A pop-up exhibition curated by The Little Machine at Meadows Woods (Pasadena, California).
Opening
Sunday, October 13 2024, 5-8pm
Featuring works by:
Jingwei Bu
Jazmine Deng
Aldo Iacobelli
Linda Marie Walker
The Little Machine presented Majestic Plural, a pop-up exhibition at Meadows Woods, an artist-run initiative in Pasadena (California, USA). Four Australian artists had works smuggled into the suitcase of travelling curator Eleen Deprez on her way to Chicago. Majestic plural (pluralis majestatis) is the use of a plural pronoun by a singular person, in this context it reflects on the interplay between the four artists, each bringing their own identity to a new audience.

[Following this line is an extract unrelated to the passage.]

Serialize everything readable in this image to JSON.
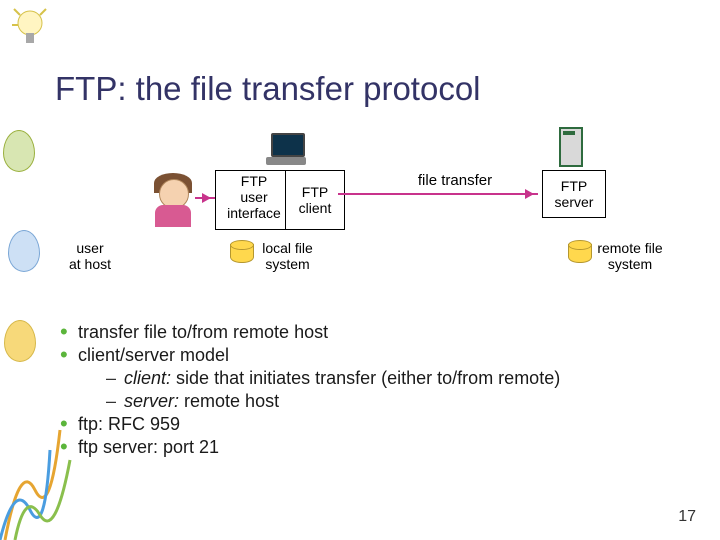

Jazmine Deng presents a preview of her video work The Taoist and Enlightened Monkey, Sun WuKong, which will featured in the Adelaide Film Festival Reflective Screen this year. The work is a layered animation incorporating images of Jazmine’s father, a recurring figure in her practice. Both naive and anguished, the piece resembles a sweet, collage-like family portrait that gradually transforms into an obsessive exploration of paternal connection. It poignantly explores the tension between our current selves and how we see our parents through the eyes of our younger selves.
Jingwei Bu exhibits ten pieces from her ongoing series Flow, which captures improvisational acts of mark-making as tea is poured, creating small transient gestures. These delicate drawings, also featured in Let Beauty Be, 顺其自然, our exhibition in Adelaide, embody the ephemeral and intangible of the moment and our desperate attempt of control.
Linda Marie Walker presents several stained cloths, created by hammering plants and flowers into fabric. As in her works currently displayed at The Little Machine, the gentle marks of hand-stitching playfully contrast with the natural stains, offering a contemplative exploration of materiality. On a shelf, a necklace gifted by Walker rests quietly, its green, red, white, and black beads standing as a subtle act of solidarity with Palestine.
Aldo Iacobelli shares a collection of black ink, graphite, and gouache works, many reflecting on his time spent in Naples before migrating to Australia as a teenager. The imagery evokes dreamlike, half-remembered scenes of Italy, including the haunting wide-eyed Pulcinella figures and undefined architectural spaces that blend nostalgia and ambiguity.